The rounded brackets of a function always contain the arguments to that function. Please note that here we did not specify $n$ as a parameter, as it can be calculated from $x$. The curly brackets contain the function body, i.e. the actual calculation. A function must always end with the return() statement. The reason for that is that R will execute the function as a separate process, which means that no matter what you pass into the function, it will never change the input parameters.
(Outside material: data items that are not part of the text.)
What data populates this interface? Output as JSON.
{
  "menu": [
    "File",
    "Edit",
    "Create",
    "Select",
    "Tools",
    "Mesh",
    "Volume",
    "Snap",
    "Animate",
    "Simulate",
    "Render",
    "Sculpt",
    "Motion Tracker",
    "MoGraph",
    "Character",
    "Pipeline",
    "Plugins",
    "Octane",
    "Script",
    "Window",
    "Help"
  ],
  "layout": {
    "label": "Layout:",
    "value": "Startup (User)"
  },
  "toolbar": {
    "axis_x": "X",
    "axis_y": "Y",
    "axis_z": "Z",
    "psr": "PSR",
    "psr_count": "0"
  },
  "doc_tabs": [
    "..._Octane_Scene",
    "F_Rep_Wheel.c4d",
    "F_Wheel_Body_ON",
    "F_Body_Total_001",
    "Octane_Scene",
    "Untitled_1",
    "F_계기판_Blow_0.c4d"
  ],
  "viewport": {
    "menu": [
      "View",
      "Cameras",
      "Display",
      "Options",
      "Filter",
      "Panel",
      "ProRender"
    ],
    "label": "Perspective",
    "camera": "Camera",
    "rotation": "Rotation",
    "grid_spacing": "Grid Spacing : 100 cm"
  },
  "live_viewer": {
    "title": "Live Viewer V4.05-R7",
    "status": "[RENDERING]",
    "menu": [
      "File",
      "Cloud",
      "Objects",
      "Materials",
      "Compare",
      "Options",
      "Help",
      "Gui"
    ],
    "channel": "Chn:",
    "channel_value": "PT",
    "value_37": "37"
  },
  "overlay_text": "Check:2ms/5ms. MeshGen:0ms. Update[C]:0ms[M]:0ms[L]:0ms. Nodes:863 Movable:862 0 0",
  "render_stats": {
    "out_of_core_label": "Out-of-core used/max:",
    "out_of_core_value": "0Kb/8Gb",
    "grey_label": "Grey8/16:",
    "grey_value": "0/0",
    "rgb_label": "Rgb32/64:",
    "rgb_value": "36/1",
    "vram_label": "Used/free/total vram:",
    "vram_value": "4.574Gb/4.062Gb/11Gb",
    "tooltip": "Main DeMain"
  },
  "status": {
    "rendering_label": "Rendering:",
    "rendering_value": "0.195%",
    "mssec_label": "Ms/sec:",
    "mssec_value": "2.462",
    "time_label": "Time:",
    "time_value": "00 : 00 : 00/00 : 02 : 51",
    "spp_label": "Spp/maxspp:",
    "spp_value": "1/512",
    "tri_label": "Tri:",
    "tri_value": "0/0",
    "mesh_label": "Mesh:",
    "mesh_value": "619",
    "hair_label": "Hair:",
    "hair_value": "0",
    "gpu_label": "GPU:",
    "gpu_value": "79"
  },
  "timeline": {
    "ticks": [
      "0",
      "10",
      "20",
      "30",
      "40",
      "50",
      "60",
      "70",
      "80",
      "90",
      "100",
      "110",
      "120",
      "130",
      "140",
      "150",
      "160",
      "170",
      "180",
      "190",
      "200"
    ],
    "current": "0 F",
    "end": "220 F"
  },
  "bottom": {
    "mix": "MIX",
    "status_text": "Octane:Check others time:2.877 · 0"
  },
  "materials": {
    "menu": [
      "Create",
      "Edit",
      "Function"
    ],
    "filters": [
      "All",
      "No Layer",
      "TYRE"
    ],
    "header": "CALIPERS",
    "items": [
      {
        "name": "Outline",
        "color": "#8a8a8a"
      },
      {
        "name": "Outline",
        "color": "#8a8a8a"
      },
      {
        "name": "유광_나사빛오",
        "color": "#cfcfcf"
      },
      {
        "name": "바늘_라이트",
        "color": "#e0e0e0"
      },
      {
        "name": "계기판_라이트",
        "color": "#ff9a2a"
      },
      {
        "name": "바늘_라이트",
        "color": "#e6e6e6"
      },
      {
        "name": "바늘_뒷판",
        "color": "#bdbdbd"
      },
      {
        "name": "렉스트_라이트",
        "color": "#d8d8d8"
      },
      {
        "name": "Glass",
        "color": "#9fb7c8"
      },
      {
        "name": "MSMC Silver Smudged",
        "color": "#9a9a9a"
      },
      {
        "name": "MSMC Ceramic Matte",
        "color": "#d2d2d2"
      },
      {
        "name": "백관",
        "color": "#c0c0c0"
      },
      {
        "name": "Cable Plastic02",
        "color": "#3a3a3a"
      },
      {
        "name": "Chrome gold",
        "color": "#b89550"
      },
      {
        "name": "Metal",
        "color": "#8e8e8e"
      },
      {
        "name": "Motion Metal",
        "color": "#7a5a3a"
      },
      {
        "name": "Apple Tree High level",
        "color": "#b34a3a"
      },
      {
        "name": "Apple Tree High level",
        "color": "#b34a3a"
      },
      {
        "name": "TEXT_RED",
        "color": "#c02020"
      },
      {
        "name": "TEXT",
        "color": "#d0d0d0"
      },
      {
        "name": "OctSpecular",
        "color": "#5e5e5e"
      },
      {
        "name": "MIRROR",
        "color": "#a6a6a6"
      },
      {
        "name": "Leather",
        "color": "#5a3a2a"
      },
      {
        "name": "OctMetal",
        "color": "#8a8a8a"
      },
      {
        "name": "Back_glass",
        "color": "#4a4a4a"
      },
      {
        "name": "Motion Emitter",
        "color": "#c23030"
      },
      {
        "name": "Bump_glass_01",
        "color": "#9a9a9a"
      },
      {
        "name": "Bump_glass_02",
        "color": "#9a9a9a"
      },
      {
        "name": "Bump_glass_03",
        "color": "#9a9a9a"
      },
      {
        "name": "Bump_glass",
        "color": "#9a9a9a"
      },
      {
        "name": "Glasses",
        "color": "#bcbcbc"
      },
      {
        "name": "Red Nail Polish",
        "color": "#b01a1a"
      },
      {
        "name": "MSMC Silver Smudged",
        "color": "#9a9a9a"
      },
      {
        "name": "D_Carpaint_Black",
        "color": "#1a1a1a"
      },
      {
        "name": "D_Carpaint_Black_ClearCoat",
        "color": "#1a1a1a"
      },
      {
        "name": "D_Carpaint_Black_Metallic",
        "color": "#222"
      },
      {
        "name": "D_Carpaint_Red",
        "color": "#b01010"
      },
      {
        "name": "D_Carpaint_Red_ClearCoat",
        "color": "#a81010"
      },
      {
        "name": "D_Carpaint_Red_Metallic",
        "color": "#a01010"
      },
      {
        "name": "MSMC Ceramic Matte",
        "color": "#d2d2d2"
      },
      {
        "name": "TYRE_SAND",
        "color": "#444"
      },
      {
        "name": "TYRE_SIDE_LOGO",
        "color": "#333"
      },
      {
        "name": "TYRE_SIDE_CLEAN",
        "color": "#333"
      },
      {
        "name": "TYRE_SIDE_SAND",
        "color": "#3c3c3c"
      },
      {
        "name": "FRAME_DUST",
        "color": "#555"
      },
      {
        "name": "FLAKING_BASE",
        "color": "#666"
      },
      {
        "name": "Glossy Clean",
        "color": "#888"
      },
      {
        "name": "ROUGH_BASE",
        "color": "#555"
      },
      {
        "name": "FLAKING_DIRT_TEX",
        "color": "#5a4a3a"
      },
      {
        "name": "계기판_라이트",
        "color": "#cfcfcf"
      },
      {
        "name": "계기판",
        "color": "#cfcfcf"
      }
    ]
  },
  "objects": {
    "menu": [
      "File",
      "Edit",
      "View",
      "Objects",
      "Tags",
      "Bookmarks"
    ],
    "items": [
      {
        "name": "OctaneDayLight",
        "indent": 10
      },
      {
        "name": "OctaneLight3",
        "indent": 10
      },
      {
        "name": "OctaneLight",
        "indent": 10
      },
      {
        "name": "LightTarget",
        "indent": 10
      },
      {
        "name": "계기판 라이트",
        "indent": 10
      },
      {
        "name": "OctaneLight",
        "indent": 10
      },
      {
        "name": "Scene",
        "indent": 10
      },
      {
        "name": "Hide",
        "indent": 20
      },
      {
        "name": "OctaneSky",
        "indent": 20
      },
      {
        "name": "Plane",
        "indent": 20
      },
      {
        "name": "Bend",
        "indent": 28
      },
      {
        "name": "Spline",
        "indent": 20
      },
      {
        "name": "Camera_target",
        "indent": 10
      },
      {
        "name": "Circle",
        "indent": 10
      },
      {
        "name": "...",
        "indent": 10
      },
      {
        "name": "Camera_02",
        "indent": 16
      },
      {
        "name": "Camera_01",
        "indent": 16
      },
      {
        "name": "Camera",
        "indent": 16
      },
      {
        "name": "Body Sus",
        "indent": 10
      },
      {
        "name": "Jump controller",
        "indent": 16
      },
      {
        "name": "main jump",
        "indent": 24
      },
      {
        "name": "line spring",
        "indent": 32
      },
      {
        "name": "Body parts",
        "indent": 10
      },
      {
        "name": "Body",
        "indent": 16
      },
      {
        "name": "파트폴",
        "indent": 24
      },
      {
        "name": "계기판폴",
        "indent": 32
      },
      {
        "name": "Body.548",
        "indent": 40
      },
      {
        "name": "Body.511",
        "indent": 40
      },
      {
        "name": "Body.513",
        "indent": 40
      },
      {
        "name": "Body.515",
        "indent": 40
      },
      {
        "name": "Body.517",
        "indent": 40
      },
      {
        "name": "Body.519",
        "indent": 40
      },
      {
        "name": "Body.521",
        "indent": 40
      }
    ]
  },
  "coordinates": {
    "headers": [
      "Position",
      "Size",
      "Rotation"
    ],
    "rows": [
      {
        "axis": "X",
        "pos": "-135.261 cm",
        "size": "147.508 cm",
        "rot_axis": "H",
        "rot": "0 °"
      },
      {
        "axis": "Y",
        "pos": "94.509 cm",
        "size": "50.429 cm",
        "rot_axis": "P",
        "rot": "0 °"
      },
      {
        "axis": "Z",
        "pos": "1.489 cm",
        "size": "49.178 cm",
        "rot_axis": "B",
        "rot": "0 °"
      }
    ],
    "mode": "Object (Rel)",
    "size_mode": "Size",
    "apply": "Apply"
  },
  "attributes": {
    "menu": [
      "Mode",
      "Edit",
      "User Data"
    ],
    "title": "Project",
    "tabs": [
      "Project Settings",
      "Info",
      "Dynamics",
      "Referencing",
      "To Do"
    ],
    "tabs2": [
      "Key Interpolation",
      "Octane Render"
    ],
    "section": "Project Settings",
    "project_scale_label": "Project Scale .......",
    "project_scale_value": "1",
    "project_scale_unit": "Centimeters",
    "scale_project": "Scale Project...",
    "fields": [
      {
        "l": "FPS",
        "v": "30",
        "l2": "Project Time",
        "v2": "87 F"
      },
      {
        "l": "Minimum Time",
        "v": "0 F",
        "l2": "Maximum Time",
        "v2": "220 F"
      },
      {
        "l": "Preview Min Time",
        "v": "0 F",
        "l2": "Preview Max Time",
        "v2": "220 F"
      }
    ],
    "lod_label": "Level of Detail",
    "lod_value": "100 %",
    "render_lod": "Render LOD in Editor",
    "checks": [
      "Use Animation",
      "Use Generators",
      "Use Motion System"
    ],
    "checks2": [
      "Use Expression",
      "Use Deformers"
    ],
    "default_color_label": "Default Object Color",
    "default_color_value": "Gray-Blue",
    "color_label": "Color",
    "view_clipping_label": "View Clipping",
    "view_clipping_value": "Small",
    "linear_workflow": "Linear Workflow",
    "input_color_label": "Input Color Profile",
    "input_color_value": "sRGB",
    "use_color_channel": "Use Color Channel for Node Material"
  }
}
This is easily demonstrated with an example:

change_value <- function(x){
  x[1] <- "My"
  return(x)
}
x <- c("Hello","World")
change_value(x=x)
## [1] "My"    "World"
x
## [1] "Hello" "World"

The value of the original variable x has stayed the same even after applying our function. In order to overwrite x we would have needed to write x <- change_value(x).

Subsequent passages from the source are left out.